La capital se prepara para recibir lo que sus organizadores han denominado la tercera toma de Lima el miércoles de la próxima semana. Mientras que la policía hace despliegues de fuerza por el centro de la ciudad, grupos organizados se preparan para causar el máximo impacto posible en las calles. El clima de tensión en el país es innegable; es imposible, por el momento, conocer la verdadera extensión de la manifestación. El listado de pedidos de los participantes es ecléctico –algunos marcharán por imposibles jurídicos como, por ejemplo, la liberación y reposición en la presidencia del golpista Pedro Castillo, y el llamado a una asamblea constituyente–, pero la gran mayoría coincide, principalmente, en la renuncia de Dina Boluarte como jefa del Estado y en la convocatoria a nuevas elecciones generales.
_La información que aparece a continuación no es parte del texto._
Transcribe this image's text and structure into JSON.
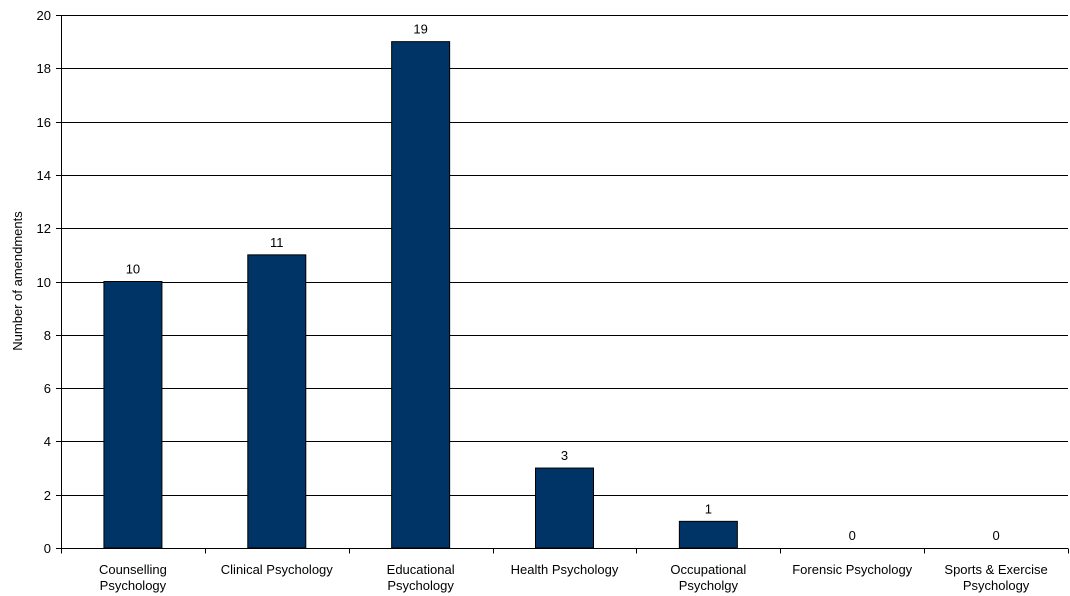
{
  "chart_data": {
    "type": "bar",
    "title": "",
    "xlabel": "",
    "ylabel": "Number of amendments",
    "ylim": [
      0,
      20
    ],
    "yticks": [
      0,
      2,
      4,
      6,
      8,
      10,
      12,
      14,
      16,
      18,
      20
    ],
    "grid": true,
    "legend": "none",
    "categories": [
      [
        "Counselling",
        "Psychology"
      ],
      [
        "Clinical Psychology"
      ],
      [
        "Educational",
        "Psychology"
      ],
      [
        "Health Psychology"
      ],
      [
        "Occupational",
        "Psycholgy"
      ],
      [
        "Forensic Psychology"
      ],
      [
        "Sports & Exercise",
        "Psychology"
      ]
    ],
    "values": [
      10,
      11,
      19,
      3,
      1,
      0,
      0
    ],
    "data_labels": [
      "10",
      "11",
      "19",
      "3",
      "1",
      "0",
      "0"
    ],
    "bar_color": "#003366"
  }
}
Es una verdad de Perogrullo afirmar que el derecho a la protesta está y debe estar garantizado. Cualquier ciudadano que quiera manifestar públicamente su opinión política no solo tiene que poder hacerlo de forma libre, sino que en su ejercicio constitucional debe ser resguardado –y jamás reprimido o coactado– por las fuerzas del orden.
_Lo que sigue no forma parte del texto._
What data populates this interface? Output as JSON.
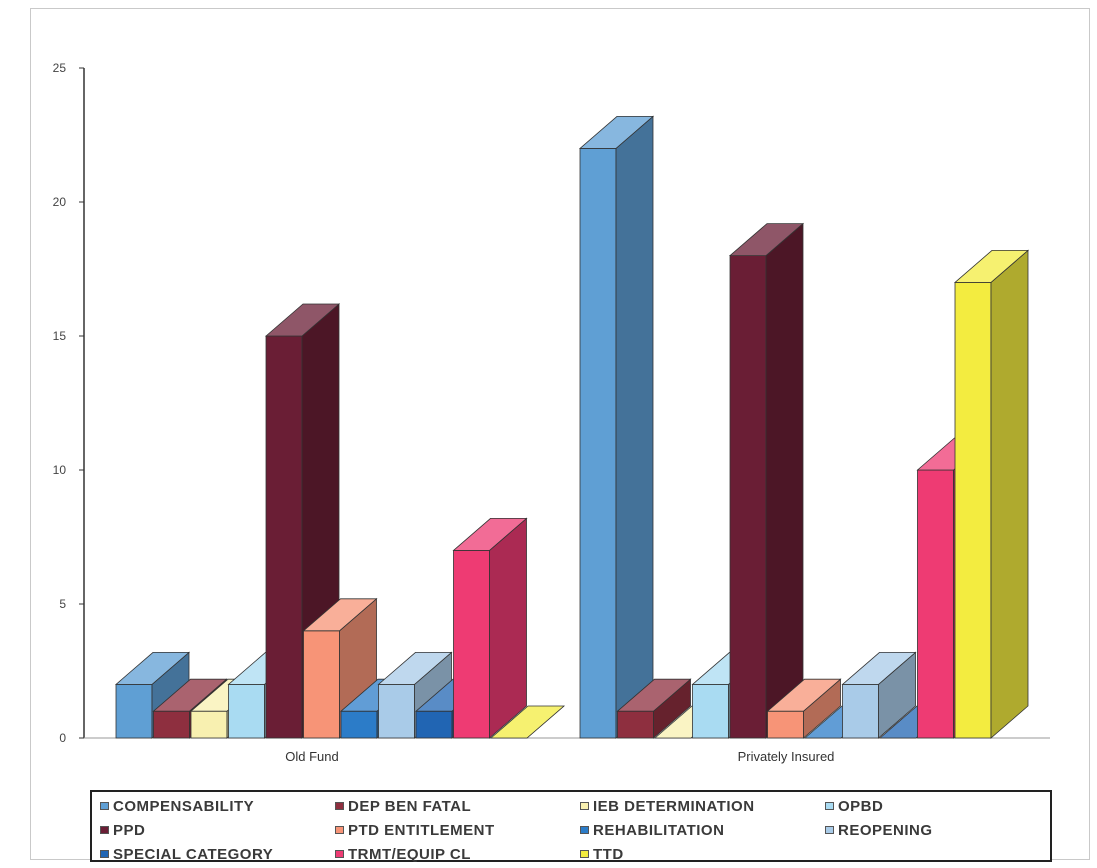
{
  "chart_data": {
    "type": "bar",
    "style": "3d-clustered-column",
    "categories": [
      "Old Fund",
      "Privately Insured"
    ],
    "ylim": [
      0,
      25
    ],
    "yticks": [
      "0",
      "5",
      "10",
      "15",
      "20",
      "25"
    ],
    "grid": false,
    "legend_position": "bottom",
    "series": [
      {
        "name": "COMPENSABILITY",
        "color": "#5f9fd4",
        "values": [
          2,
          22
        ]
      },
      {
        "name": "DEP BEN FATAL",
        "color": "#8e2f3f",
        "values": [
          1,
          1
        ]
      },
      {
        "name": "IEB DETERMINATION",
        "color": "#f8f0b0",
        "values": [
          1,
          0
        ]
      },
      {
        "name": "OPBD",
        "color": "#a9dbf2",
        "values": [
          2,
          2
        ]
      },
      {
        "name": "PPD",
        "color": "#6a1e35",
        "values": [
          15,
          18
        ]
      },
      {
        "name": "PTD ENTITLEMENT",
        "color": "#f79477",
        "values": [
          4,
          1
        ]
      },
      {
        "name": "REHABILITATION",
        "color": "#2c7cc8",
        "values": [
          1,
          0
        ]
      },
      {
        "name": "REOPENING",
        "color": "#a9cbe8",
        "values": [
          2,
          2
        ]
      },
      {
        "name": "SPECIAL CATEGORY",
        "color": "#2165b3",
        "values": [
          1,
          0
        ]
      },
      {
        "name": "TRMT/EQUIP CL",
        "color": "#ee3b73",
        "values": [
          7,
          10
        ]
      },
      {
        "name": "TTD",
        "color": "#f3ec40",
        "values": [
          0,
          17
        ]
      }
    ]
  }
}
Lo que es inaceptable es promover violencia durante la protesta. Grupos radicales, que parten de premisas falsas –como que se debe luchar con todos los medios posible en contra de la actual “dictadura” del Gobierno y Congreso– fomentan el choque con la policía al amparo del anonimato de la masa. El Perú ya vivió a inicios de año lo que esos mensajes cargados de agresión pueden ocasionar.
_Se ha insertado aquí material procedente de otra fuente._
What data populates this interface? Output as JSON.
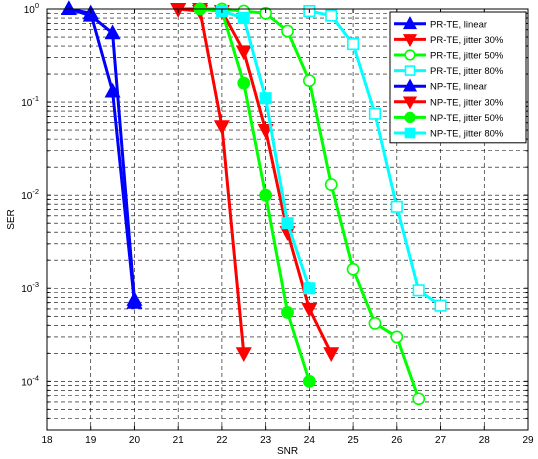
{
  "chart_data": {
    "type": "line",
    "xlabel": "SNR",
    "ylabel": "SER",
    "xlim": [
      18,
      29
    ],
    "ylim": [
      3e-05,
      1
    ],
    "yscale": "log",
    "grid": true,
    "x_ticks": [
      "18",
      "19",
      "20",
      "21",
      "22",
      "23",
      "24",
      "25",
      "26",
      "27",
      "28",
      "29"
    ],
    "y_ticks": [
      {
        "base": "10",
        "exp": "0",
        "value": 1
      },
      {
        "base": "10",
        "exp": "-1",
        "value": 0.1
      },
      {
        "base": "10",
        "exp": "-2",
        "value": 0.01
      },
      {
        "base": "10",
        "exp": "-3",
        "value": 0.001
      },
      {
        "base": "10",
        "exp": "-4",
        "value": 0.0001
      }
    ],
    "legend_position": "top-right",
    "series": [
      {
        "name": "PR-TE, linear",
        "color": "#0000ff",
        "marker": "triangle-up",
        "filled": true,
        "x": [
          18.5,
          19,
          19.5,
          20
        ],
        "y": [
          1,
          0.9,
          0.13,
          0.0007
        ]
      },
      {
        "name": "PR-TE, jitter 30%",
        "color": "#ff0000",
        "marker": "triangle-down",
        "filled": true,
        "x": [
          21,
          21.5,
          22,
          22.5,
          23,
          23.5,
          24,
          24.5
        ],
        "y": [
          1,
          1,
          0.95,
          0.35,
          0.05,
          0.004,
          0.0006,
          0.0002
        ]
      },
      {
        "name": "PR-TE, jitter 50%",
        "color": "#00ff00",
        "marker": "circle",
        "filled": false,
        "x": [
          21.5,
          22,
          22.5,
          23,
          23.5,
          24,
          24.5,
          25,
          25.5,
          26,
          26.5
        ],
        "y": [
          1,
          1,
          0.95,
          0.9,
          0.58,
          0.17,
          0.013,
          0.0016,
          0.00042,
          0.0003,
          6.5e-05
        ]
      },
      {
        "name": "PR-TE, jitter 80%",
        "color": "#00ffff",
        "marker": "square",
        "filled": false,
        "x": [
          24,
          24.5,
          25,
          25.5,
          26,
          26.5,
          27
        ],
        "y": [
          0.95,
          0.85,
          0.42,
          0.075,
          0.0075,
          0.00095,
          0.00065
        ]
      },
      {
        "name": "NP-TE, linear",
        "color": "#0000ff",
        "marker": "triangle-up",
        "filled": true,
        "x": [
          18.5,
          19,
          19.5,
          20
        ],
        "y": [
          1,
          0.85,
          0.55,
          0.00075
        ]
      },
      {
        "name": "NP-TE, jitter 30%",
        "color": "#ff0000",
        "marker": "triangle-down",
        "filled": true,
        "x": [
          21,
          21.5,
          22,
          22.5
        ],
        "y": [
          1,
          0.95,
          0.055,
          0.0002
        ]
      },
      {
        "name": "NP-TE, jitter 50%",
        "color": "#00ff00",
        "marker": "circle",
        "filled": true,
        "x": [
          21.5,
          22,
          22.5,
          23,
          23.5,
          24
        ],
        "y": [
          1,
          0.95,
          0.16,
          0.01,
          0.00055,
          0.0001
        ]
      },
      {
        "name": "NP-TE, jitter 80%",
        "color": "#00ffff",
        "marker": "square",
        "filled": true,
        "x": [
          22,
          22.5,
          23,
          23.5,
          24
        ],
        "y": [
          0.95,
          0.8,
          0.11,
          0.005,
          0.001
        ]
      }
    ]
  }
}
Esta vez, además, la marcha –cuyo nombre, de por sí, lleva un tono amenazante y divisorio en contra de la ciudad de Lima– encuentra un país con una marcada desaceleración económica que se deja sentir en todos los niveles económicos. Los empresarios, chicos y grandes, agrupados en docenas de gremios, han advertido esta semana que el derecho a la protesta no debe afectar “los derechos de los peruanos que quieren trabajar, vender y circular libremente”, y que –de frenarse la actividad económica– los más afectados son los más vulnerables del país. Su llamado no puede caer en saco roto.
En enero, como consecuencia de las manifestaciones en contra del Gobierno, el PBI se contrajo en 1%, la primera caída interanual desde la pandemia del COVID-19. Desde entonces, el avance económico ha sido más bien mediocre, marcado precisamente por expectativas empresariales adormecidas debido a la incertidumbre que este tipo de protestas –con su potencial de violencia– ocasionan. La inversión privada registra caídas que sorprendieron hasta a los más pesimistas, y todas las instituciones públicas y privadas van ajustando a la baja, mes a mes, sus proyecciones de crecimiento del PBI para el 2023. El resultado es menos empleo, menos ingresos y más pobreza.
Más allá de lo que pueda suceder el siguiente miércoles, la lección central debe estar en que la manera de resolver los desacuerdos políticos siempre pasa por el respeto a la institucionalidad y a los derechos de todos los ciudadanos, manifestantes o no. Si ello no está claro, y se puede más bien explotar la debilidad institucional del país con el uso de la violencia y la extorsión para fines políticos propios, la estabilidad mínima que se necesita para vivir en paz, trabajar, invertir y planear a largo plazo desaparece. Un país rehén no es un país viable. Y eso parece ser justamente lo que algunos quisieran que creamos sobre el Perú, a fuerza de repetición y violencia.